In a sugar refinery, the cleaning tank for diffusion juice heaters with a 24-m³ capacity overflowed into its concrete liner dureing de night. The liquid spilling into the retention basin was a soda solution composed of 2,000 litres of 50% soda (density: 1.51) diluted in 14,000 litres of hot water.

The spill resulted from the poor setting on the tank’s water supply on-off valve; the tank’s safe level (18 m3) was responsible for controlling this valve, yet during a period of intense freezing the valve was not returned to the closed position.

The volume of solution spilled into the retention basin was estimated at 52 m3, i.e. 25 cm in the lining or the equivalent along with 2 full tank volumes. This solution had thus been composed of 2 m3 of 50% soda (1,500 kg of pure soda) and 50 m3 of water, for a solution at 28 g/l.

Once the incident had been discovered, the employee assigned to chemical cleaning cut the hot water supply by closing the manual valve. Alerted afterwards, the sector supervisor deliberately drained the retention to the stormwater facility’s northern overflow basin, to its maximum level (favourable for dilution) at the time of the incident; this overflow basin was in turn connected to the plant’s basins. The solution’s residence time in the lining prior to drainage did not exceed 90 min, thus limiting infiltration risks through the concrete.
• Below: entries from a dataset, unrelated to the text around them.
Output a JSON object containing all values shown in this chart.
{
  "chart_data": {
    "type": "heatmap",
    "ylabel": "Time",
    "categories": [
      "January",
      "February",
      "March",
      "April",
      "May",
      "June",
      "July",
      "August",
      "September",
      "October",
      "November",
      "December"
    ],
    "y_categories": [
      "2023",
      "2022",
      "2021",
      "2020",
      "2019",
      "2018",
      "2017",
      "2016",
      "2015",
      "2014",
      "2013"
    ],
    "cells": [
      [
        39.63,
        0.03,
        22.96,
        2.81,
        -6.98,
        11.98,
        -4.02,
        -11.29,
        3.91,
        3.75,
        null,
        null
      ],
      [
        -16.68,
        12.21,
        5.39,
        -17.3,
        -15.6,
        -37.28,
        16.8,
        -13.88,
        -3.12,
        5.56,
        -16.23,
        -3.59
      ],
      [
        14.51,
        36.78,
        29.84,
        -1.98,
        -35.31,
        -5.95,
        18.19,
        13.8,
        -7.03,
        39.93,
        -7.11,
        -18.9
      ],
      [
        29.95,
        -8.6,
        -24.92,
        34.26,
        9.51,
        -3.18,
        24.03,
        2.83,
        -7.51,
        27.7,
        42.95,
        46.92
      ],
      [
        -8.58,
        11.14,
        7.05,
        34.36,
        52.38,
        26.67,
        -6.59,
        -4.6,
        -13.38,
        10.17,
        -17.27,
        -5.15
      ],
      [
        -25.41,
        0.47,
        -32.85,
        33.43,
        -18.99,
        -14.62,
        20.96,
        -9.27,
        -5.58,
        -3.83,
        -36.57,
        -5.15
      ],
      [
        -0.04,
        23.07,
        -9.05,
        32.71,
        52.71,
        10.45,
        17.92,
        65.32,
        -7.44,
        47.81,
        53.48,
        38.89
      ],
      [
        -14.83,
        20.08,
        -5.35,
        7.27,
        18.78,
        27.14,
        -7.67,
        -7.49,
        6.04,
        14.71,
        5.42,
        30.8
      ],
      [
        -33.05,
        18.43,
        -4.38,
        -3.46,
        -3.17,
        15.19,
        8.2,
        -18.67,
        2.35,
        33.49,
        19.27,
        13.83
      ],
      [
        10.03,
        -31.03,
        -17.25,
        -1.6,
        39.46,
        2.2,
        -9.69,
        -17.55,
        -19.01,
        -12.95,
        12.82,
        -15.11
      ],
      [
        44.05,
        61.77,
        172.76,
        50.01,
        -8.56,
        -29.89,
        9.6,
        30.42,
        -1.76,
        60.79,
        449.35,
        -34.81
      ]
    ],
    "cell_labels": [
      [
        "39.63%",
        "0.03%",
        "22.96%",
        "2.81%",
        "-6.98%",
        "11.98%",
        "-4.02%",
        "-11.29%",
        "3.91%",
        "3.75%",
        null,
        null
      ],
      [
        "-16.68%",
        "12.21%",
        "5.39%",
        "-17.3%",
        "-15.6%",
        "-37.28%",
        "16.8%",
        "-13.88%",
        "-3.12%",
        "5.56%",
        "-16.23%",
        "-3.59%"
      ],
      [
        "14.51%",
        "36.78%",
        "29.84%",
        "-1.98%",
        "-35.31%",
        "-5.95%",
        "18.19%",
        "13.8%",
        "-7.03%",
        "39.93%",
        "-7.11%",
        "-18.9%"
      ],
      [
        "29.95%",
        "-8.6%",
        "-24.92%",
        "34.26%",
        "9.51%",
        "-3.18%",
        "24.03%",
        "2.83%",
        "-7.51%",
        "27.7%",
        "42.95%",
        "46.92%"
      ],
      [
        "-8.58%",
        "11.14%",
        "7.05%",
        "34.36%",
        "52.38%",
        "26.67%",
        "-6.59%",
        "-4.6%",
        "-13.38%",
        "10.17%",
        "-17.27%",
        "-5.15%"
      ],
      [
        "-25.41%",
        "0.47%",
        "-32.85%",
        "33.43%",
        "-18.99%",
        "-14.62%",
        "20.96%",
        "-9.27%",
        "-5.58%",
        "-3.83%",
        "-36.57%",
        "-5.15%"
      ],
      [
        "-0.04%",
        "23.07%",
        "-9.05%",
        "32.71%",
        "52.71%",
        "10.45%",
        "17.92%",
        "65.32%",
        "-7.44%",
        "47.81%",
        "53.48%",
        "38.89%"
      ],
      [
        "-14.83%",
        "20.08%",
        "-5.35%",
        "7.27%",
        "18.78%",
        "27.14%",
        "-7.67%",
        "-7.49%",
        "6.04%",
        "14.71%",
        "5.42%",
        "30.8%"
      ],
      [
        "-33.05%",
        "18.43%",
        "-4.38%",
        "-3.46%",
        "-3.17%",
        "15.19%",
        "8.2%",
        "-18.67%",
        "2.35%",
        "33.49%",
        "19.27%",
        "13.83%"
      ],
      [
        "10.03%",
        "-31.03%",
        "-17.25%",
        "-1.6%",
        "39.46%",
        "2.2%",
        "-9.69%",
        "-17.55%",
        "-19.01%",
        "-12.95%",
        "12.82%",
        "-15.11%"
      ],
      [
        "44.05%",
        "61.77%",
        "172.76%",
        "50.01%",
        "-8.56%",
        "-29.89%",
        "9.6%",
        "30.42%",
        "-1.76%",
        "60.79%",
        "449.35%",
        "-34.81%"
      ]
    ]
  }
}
The concrete retention basin, devoid of appropriate protective lining, was heavily damaged, as were the tank supports associated with this basin. The stormwater network also sustained potential deterioration. Environmental impacts remained limited, since the soda solution had been diluted before discharge into the Marne River. Similarly, none of the solution was observed to have infiltrated into the soil.

The classified facilities inspectorate “discovered” the incident a month and a half later during a site inspection visit. The facts and information circulation deficiencies were recorded: unsealed retention basin, mix of incompatible products on a single basin, deliberate discharge of soda into the environment, and lack of real-time administrative agency information. Injunctions and additional prescriptions were proposed to the Prefect in order to adapt the retention basin to the products it was destined to contain, in addition to overseeing operational monitoring for the time required to perform these repairs.

An initial incident had already occurred on this same installation in November 2009 (ARIA 38026).